Judge in Oracle Case Balks at Disgorgement

     SAN FRANCISCO (CN) - Oracle's chances of a multi-million dollar payday in its infringement suit against Google vanished Monday morning after Judge William Alsup all but took disgorgement off the table for the damages phase.
     "There is no way that the law should allow a disgorgement theory in the billions or hundreds of millions of dollars," Alsup told the lawyers before jurors arrived for the morning session. Oracle had hoped to argue that Google's copyright infringement of 37 Java application programming interfaces (APIs) in its Android operating system resulted in a profit windfall for the company at the expense of Oracle's intellectual property. Oracle acquired Java when it bought Sun Microsystems in 2010.

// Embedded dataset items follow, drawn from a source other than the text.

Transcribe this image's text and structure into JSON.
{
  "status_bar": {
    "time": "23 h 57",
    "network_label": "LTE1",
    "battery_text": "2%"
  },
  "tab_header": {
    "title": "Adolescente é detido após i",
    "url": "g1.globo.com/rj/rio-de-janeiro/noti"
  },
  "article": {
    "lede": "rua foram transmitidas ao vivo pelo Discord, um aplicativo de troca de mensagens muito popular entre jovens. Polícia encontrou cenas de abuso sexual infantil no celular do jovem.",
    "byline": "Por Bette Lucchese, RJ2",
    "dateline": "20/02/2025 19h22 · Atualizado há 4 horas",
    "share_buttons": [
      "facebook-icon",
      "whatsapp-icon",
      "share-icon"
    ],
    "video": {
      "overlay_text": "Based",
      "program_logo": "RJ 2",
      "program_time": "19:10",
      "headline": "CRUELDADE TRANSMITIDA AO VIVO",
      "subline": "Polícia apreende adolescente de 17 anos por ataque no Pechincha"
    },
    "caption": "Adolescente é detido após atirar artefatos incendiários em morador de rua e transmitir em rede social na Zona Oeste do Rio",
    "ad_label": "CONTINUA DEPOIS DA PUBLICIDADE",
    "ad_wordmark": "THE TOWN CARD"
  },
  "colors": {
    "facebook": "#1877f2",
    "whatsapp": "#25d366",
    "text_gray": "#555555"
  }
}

     "We're [going to] do decompiled [codes] and rangeCheck and nothing else. We're not going to get into disgorgement for the API packages because no liability has been shown," Alsup said. The jury decided last week that Google infringed on 37 API packages, but failed to decide if the infringement constituted fair use. Without that key component to the verdict, the question of liability remains unresolved.
     However, Alsup was quick to point out that Oracle's team can mount whatever damages case it pleases -- even if he thinks it amounts to legal folly.

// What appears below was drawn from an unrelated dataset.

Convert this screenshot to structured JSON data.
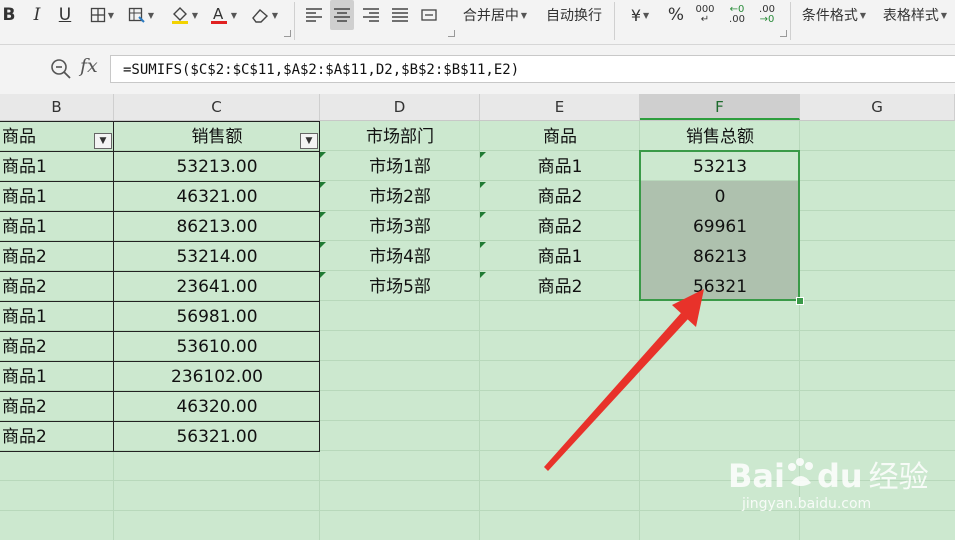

     "[Oracle attorney] Mr. Jacobs said I was cutting short his day in court, so he can put on the case if he wants," the judge said, referring to an exchange Friday when he first expressed skepticism about Oracle's plans to seek disgorgement.

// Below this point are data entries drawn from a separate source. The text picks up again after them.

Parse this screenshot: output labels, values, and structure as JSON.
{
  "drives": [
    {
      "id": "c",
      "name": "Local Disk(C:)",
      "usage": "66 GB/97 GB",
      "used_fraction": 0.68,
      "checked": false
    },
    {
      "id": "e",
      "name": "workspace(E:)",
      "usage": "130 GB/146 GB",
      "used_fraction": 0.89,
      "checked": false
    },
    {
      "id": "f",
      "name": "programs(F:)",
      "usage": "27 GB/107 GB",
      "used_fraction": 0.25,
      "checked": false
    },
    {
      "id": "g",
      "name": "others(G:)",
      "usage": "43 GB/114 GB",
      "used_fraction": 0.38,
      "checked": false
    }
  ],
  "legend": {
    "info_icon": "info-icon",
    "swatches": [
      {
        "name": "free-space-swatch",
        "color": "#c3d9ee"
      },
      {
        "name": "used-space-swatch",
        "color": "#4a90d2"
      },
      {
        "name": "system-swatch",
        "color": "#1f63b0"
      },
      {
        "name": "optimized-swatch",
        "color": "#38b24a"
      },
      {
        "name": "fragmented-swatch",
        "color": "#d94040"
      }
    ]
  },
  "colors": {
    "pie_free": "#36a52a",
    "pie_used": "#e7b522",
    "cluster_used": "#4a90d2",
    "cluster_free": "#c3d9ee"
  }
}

     "But there is no way in my view the law could hold with disgorgement," Alsup added.
     Last week he told Oracle that the most it could expect is $150,000 in statutory damages, a far cry from the $1 billion the company expected when the lawsuit was filed in Aug. 2010. Jacobs rejected that figure, informing the court the company would ask the jury to punish Google by taking the profits it's earned from Android.
     Google repeatedly stressed during the trial that Android has yet to turn a profit, since it gives the technology away for free. And the company's executives feigned ignorance about how much Android generates in ad revenue.
     The future of the damages phase rests largely in Alsup's hands, at least on two points. He has yet to rule on Google's motion for a mistrial on the part of the copyright trial the jury was unable to decide. The issue of copyrightability of API code is his to decide too -- and his statements in court consistently indicate he's inclined to say the codes are not copyrightable.
     The judge asked both sides to weigh in on an EU high court ruling that functionality and programming language cannot be copyrighted in a case that mirrors the issues of the Oracle-Google case. Google lead attorney Robert Van Nest answered that the EU court's decision affirms Google's position.
     "While the ECJ was applying European law, the same principles apply here. Moreover, ECJ's conclusion was that the programming language cannot be protected by copyright law, because it is on the unprotectable idea side of the idea/expression dichotomy," Van Nest stated in his trial brief.
     "It necessarily follows that no copyright protection prevents others from adopting parts of the programming language. Similarly, copyright law cannot prevent Google from adopting parts of the 166 [Java] API packages," Van Nest concluded. He pointed out in a footnote that the European Committee for Interoperable Systems-of which Oracle is a member-lauded the EU high court decision.
     Oracle reads the same EU ruling differently.
     "Although [the case] was decided under different law and involved very different facts (including no finding that the defendant had copied the structural design of the code and no issue about APIs), the Court of Justice of the European Union decision supports a finding that Google's copying of the structure, sequence and organization set forth in Oracle's API documentation constitutes infringement," Jacobs wrote for Oracle.
     So far, Judge Alsup has given no indication when he intends to rule on the copyrightability of the APIs. But time is running out, since closing arguments in the patent infringement phase are set for Tuesday morning. The case is expected to be in the jury's hands later that day. The damages portion of the trial-unless rendered unnecessary by jury verdict, Alsup's ruling, an Oracle-Google settlement or a combination of all three-follows a phase II verdict.
     The trial, already in its fifth week, could last well into June.